Sunday, December 28, 2008

siMpLe wARfarE aND kiDs

you'd think i could hold my own against a four year old. ya... you'd think that.
but you wud be WRONG.

oh i know that face. that innocent look of yours. >_< you think your soo soo smart. heyy you might have got everyone around you fooled. but not me. i'm onto you. yes sirree. everybody thinks aaw your soo cute. so innocent, but only i know that mind of yours is working tick tock thinking on how to get what you want and how to manipulate the foolish adults who bend to your every whim. next step ... WORLD DOMINATION!! :O
aaaaHAA! i'm onto u.. i'm watching your every move. my eyes are on you. *_*

what? she's only four. don't talk about only four. who's the one that laughed like a maniacal Shakespearean villain while saying "ha ha plucking your hair out one by one makes me laugh" or "ha ha i like pulling your hair so i want to do it"
or who was the one who hit me with the wooden folding chair [ just can't get over the image of a tiny tot coming up behind me while i was reading my book, lifting that wooden folding chair and hitting me on the head with it ] or who was the one who threw a tantrum that she didn't like me so didn't want to sit next to me in the car, which ended up in me sitting in the end space of an SUV. [ you know the seat? with no leg space?? AND i got a purple bruise from a mistake i made in disembarking procedure... [[ trust me getting out of that car NEEDED a procedure ]] ] or who was the one who somehow caught my thumb between the spokes of the wooden chair and almost broke the bone all the time laughing hysterically [ heyy THAT HURT LIKE HELL ] and somehow everytime it was ME who ended up making a public apology. i don't know why. even my cousins , the 6 and 8 yr old were savvy enough to ask me, "is she annoying you?" and all i could do was grimace in pain and limp away with some part of my dignity [ hopefully ].

how did i find myself making an SOS call to K every few hours? and the last he heard was me screaming and fighting off the kids who were jumping me from every which way, pulling my hair, stuffing their sock clod foot in my mouth.... aaaaaaaaaaaa. man overboard. officer down. need assistance immediately.

no no no >_< i CAN'T hold my own against any four year old. years ago i had made a critical observation that maybe they're all aliens who are watching over when they can take control of the planet. i take that back. its insulting to aliens to put them on the same level. no ways they're aliens. i'd recognize them. they're pure evil man. using that innocent face to get what they want.
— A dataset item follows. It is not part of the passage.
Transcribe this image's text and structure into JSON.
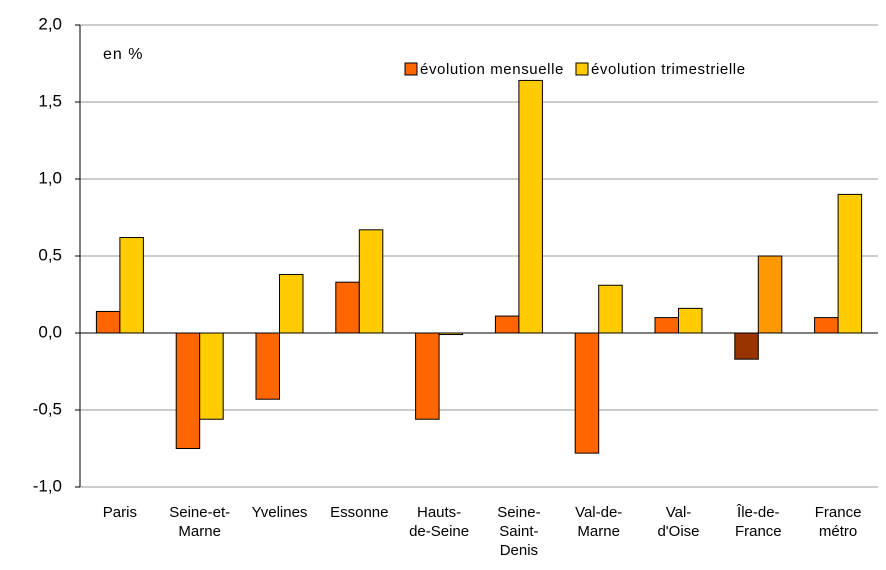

EVERY SINGLE TIME.
thats pure genius. :O

oh you THINK they're not capable of emotional warfare too? tell that to my man who was left swimming in his own tears after the battle. no one can be as mean as a four year old girl >_<

HEYY quit kicking my shins....i give up. I GIVE UP. wait let me tear my t-shirt off and wave the WHITE FLAG OF SURRENDER. OFFICERS RETREAT. EVERYBODY RETREAT. WE GIVE UP. WE GIVE UP....aaaaaaaaaaaaaaah


ps: the next person who says i shud get married and have a kid will have a nice lil chat with my BAZOOKA.
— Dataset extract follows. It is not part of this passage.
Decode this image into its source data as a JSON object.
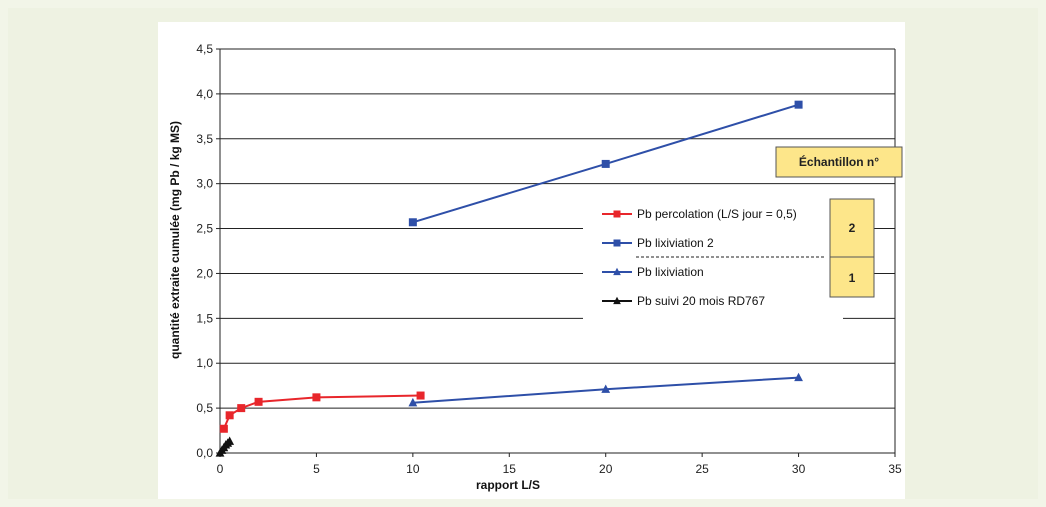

oh and i finally got to cut a cake [ yaay ] and my cousin says. what did u wish for? did u wish for a husband? :D
[ WHAT THE.... ] she's frickin EIGHT man. she's not even supposed to know about marriage. and she's like when are u getting married? aren't you getting old?
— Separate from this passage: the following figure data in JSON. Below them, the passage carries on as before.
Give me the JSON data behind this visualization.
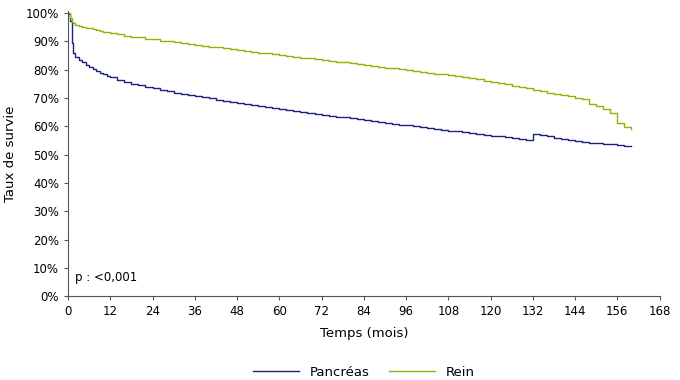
{
  "title": "",
  "xlabel": "Temps (mois)",
  "ylabel": "Taux de survie",
  "xlim": [
    0,
    168
  ],
  "ylim": [
    0,
    1.005
  ],
  "xticks": [
    0,
    12,
    24,
    36,
    48,
    60,
    72,
    84,
    96,
    108,
    120,
    132,
    144,
    156,
    168
  ],
  "yticks": [
    0.0,
    0.1,
    0.2,
    0.3,
    0.4,
    0.5,
    0.6,
    0.7,
    0.8,
    0.9,
    1.0
  ],
  "pancreas_color": "#1a237e",
  "rein_color": "#8db600",
  "background_color": "#ffffff",
  "pvalue_text": "p : <0,001",
  "legend_pancreas": "Pancréas",
  "legend_rein": "Rein",
  "pancreas_x": [
    0,
    0.3,
    0.5,
    1,
    1.5,
    2,
    3,
    4,
    5,
    6,
    7,
    8,
    9,
    10,
    11,
    12,
    14,
    16,
    18,
    20,
    22,
    24,
    26,
    28,
    30,
    32,
    34,
    36,
    38,
    40,
    42,
    44,
    46,
    48,
    50,
    52,
    54,
    56,
    58,
    60,
    62,
    64,
    66,
    68,
    70,
    72,
    74,
    76,
    78,
    80,
    82,
    84,
    86,
    88,
    90,
    92,
    94,
    96,
    98,
    100,
    102,
    104,
    106,
    108,
    110,
    112,
    114,
    116,
    118,
    120,
    122,
    124,
    126,
    128,
    130,
    132,
    134,
    136,
    138,
    140,
    142,
    144,
    146,
    148,
    150,
    152,
    154,
    156,
    158,
    160
  ],
  "pancreas_y": [
    1.0,
    0.995,
    0.97,
    0.895,
    0.86,
    0.845,
    0.833,
    0.825,
    0.816,
    0.808,
    0.801,
    0.795,
    0.789,
    0.783,
    0.778,
    0.773,
    0.764,
    0.757,
    0.75,
    0.744,
    0.739,
    0.734,
    0.729,
    0.724,
    0.719,
    0.714,
    0.71,
    0.706,
    0.702,
    0.698,
    0.694,
    0.69,
    0.686,
    0.682,
    0.678,
    0.675,
    0.671,
    0.668,
    0.664,
    0.661,
    0.657,
    0.654,
    0.65,
    0.647,
    0.644,
    0.641,
    0.637,
    0.634,
    0.631,
    0.628,
    0.624,
    0.621,
    0.618,
    0.615,
    0.612,
    0.609,
    0.606,
    0.603,
    0.6,
    0.597,
    0.594,
    0.591,
    0.588,
    0.585,
    0.582,
    0.579,
    0.576,
    0.573,
    0.57,
    0.567,
    0.564,
    0.561,
    0.558,
    0.555,
    0.553,
    0.572,
    0.568,
    0.564,
    0.56,
    0.556,
    0.552,
    0.548,
    0.545,
    0.542,
    0.54,
    0.538,
    0.536,
    0.534,
    0.532,
    0.53
  ],
  "rein_x": [
    0,
    0.3,
    0.5,
    1,
    1.5,
    2,
    3,
    4,
    5,
    6,
    7,
    8,
    9,
    10,
    11,
    12,
    14,
    16,
    18,
    20,
    22,
    24,
    26,
    28,
    30,
    32,
    34,
    36,
    38,
    40,
    42,
    44,
    46,
    48,
    50,
    52,
    54,
    56,
    58,
    60,
    62,
    64,
    66,
    68,
    70,
    72,
    74,
    76,
    78,
    80,
    82,
    84,
    86,
    88,
    90,
    92,
    94,
    96,
    98,
    100,
    102,
    104,
    106,
    108,
    110,
    112,
    114,
    116,
    118,
    120,
    122,
    124,
    126,
    128,
    130,
    132,
    134,
    136,
    138,
    140,
    142,
    144,
    146,
    148,
    150,
    152,
    154,
    156,
    158,
    160
  ],
  "rein_y": [
    1.0,
    0.998,
    0.98,
    0.968,
    0.963,
    0.958,
    0.954,
    0.951,
    0.948,
    0.945,
    0.942,
    0.939,
    0.936,
    0.933,
    0.931,
    0.928,
    0.924,
    0.92,
    0.916,
    0.913,
    0.909,
    0.906,
    0.902,
    0.899,
    0.896,
    0.893,
    0.89,
    0.887,
    0.884,
    0.881,
    0.878,
    0.875,
    0.872,
    0.869,
    0.866,
    0.863,
    0.86,
    0.857,
    0.854,
    0.851,
    0.848,
    0.845,
    0.842,
    0.839,
    0.836,
    0.834,
    0.831,
    0.828,
    0.825,
    0.822,
    0.819,
    0.816,
    0.813,
    0.81,
    0.807,
    0.804,
    0.801,
    0.798,
    0.795,
    0.792,
    0.789,
    0.786,
    0.783,
    0.78,
    0.776,
    0.772,
    0.769,
    0.765,
    0.761,
    0.757,
    0.752,
    0.748,
    0.743,
    0.738,
    0.734,
    0.729,
    0.724,
    0.719,
    0.714,
    0.71,
    0.705,
    0.7,
    0.695,
    0.678,
    0.67,
    0.66,
    0.648,
    0.61,
    0.598,
    0.59
  ]
}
by the WAY i think i might have taught them some new cuss words today. WOOPS.
also you think i didn't get r-e-v-e-n-g-e on the adults for sicing their kids on me and watching the movie?? he he i introduced their kids to CALVIN my GOD. :D

AND i found a new way to get rid of unwanted guests. first you make a couple of total brat kids. if u can't, borrow from somewhere. then u sic them on said unwanted guests. if borrowed, then casually mention their arrival next time unwanted guests make noises about visiting you. perfect results guaranteed.
downside: if u made em, then ur stuck with em forEVER.